Here's a close look at the stock's sharp 23% decline since Feb. 19 and what investors should make of it.

Tesla's Model S, 3, X, and Y

Tesla vehicles. Image source: Tesla.

Coronavirus fears have played a key role in the stock's decline

Earnings and analyst price target changes are often some of the main drivers for sudden jumps or declines for growth stocks like Tesla (TSLA 0.49%). While there has been some commentary from analysts over the past few weeks, it's been both positive and negative. Furthermore, there haven't been any major announcements from Tesla over this time period. So what's driving Tesla stock in a downward trend recently?

The primary reason for Tesla stock's recent drop is probably the overall market sell-off over concerns about the spread of the coronavirus. The S&P 500 has slid 12% since Feb. 19. Many growth stocks like Tesla have seen an outsize decline during this market pullback as investors scale back their bets on pricier stocks.

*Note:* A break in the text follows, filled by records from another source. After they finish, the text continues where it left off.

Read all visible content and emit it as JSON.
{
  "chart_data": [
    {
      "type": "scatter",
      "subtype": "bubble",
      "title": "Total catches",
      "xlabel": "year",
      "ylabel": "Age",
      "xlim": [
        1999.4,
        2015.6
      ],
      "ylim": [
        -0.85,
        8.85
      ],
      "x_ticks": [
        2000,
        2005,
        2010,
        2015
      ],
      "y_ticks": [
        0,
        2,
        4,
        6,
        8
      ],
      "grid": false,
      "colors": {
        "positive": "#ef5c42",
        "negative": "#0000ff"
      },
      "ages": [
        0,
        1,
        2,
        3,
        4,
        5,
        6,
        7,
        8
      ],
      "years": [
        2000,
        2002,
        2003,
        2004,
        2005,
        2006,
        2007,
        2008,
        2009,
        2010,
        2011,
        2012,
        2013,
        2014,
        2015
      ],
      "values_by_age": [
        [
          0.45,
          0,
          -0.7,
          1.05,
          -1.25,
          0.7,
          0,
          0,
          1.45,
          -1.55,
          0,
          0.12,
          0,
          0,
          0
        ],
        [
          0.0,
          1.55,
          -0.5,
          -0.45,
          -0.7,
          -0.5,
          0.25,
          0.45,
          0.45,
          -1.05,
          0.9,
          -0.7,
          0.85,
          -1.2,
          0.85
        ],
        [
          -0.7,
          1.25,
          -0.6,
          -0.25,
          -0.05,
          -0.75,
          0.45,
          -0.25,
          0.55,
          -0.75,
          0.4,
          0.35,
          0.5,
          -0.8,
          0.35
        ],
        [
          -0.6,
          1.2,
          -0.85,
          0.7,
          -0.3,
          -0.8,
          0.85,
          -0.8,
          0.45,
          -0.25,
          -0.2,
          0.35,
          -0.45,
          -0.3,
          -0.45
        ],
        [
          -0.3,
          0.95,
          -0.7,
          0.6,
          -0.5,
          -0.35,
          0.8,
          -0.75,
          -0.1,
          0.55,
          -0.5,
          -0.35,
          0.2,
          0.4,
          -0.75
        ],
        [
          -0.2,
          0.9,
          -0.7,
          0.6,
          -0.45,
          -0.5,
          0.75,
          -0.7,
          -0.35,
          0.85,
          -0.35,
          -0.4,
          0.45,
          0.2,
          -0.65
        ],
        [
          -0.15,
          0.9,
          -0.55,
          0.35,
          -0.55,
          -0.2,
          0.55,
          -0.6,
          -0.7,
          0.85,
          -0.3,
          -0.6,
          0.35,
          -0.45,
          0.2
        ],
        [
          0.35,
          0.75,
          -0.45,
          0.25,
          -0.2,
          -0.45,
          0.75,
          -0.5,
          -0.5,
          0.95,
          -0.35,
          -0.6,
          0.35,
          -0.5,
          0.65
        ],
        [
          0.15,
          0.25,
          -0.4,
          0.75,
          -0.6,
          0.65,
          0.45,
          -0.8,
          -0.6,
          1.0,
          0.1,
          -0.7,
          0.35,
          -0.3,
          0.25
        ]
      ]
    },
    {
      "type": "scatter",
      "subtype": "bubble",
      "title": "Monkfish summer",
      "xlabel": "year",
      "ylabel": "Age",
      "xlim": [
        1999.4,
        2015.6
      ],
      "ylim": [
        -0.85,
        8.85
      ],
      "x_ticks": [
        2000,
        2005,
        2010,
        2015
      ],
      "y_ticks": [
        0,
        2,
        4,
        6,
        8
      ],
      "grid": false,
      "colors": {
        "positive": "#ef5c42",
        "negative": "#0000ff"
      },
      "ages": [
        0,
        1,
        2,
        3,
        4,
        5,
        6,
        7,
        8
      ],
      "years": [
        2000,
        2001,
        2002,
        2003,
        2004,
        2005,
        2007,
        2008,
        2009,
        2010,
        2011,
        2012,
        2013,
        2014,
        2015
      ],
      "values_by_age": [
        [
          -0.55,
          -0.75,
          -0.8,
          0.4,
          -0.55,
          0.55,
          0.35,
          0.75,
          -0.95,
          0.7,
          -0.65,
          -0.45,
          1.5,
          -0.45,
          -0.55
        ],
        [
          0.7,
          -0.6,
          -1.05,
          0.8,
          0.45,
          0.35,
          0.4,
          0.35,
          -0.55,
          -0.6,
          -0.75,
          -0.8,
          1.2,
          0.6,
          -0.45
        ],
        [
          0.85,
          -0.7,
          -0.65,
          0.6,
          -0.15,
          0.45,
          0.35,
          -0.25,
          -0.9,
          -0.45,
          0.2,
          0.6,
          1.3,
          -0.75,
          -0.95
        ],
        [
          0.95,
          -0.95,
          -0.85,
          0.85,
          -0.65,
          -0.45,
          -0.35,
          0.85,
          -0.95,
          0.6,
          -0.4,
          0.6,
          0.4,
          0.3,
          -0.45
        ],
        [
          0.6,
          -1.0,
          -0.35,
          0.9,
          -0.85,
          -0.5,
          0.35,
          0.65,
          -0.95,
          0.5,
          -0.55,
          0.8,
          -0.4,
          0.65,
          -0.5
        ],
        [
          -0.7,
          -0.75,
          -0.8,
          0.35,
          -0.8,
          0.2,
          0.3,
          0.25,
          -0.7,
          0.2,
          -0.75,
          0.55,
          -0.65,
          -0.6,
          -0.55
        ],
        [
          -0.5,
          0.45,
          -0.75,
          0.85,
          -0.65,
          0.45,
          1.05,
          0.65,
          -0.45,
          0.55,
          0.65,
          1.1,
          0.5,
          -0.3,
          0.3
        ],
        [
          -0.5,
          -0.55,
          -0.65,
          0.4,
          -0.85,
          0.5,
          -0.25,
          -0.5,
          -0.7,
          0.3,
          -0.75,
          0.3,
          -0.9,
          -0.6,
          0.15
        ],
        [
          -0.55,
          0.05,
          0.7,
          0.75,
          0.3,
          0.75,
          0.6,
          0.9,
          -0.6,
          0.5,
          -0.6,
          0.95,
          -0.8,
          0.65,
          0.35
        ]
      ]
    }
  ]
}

Tesla stock still isn't cheap

Investors should keep in mind that a 20%-plus sell-off in Tesla stock doesn't automatically make shares cheap. The electric-car maker's stock still has a price-to-sales ratio of 5 and a forward price-to-earnings multiple of 78. A valuation like this prices in strong double-digit growth in revenue and operating income for years to come.

Buying a stock just because it has fallen can be a mistake. Investors should carefully consider the execution and growth baked into Tesla's stock before they buy shares in the aftermath of this decline.

On the other hand, the stock is certainly more attractive than it was a few weeks ago. Tesla's price-to-sales ratio was closing in on 7 when shares hit a 52-week high in February.

Shares have more than tripled in six months

Investors should keep Tesla stock's recent volatility in context. In the six months leading up to Feb. 19, shares had climbed 290% as investors cheered Tesla's fast-growing vehicle deliveries, a profitable fourth quarter, and strong free cash flow for the full year. It's completely natural, therefore, for the stock to take a breather after such a huge run-up.

Furthermore, it's worth noting that even after the stock's decline over the last few weeks, Tesla shares are still up 219% over the past six months.

In 2020, Tesla will have to prove to investors that it's worth its premium valuation. Investors will be looking for a successful Model Y launch and subsequent production ramp-up for the new product, rapid growth in total deliveries and revenue, and sustained positive free cash flow.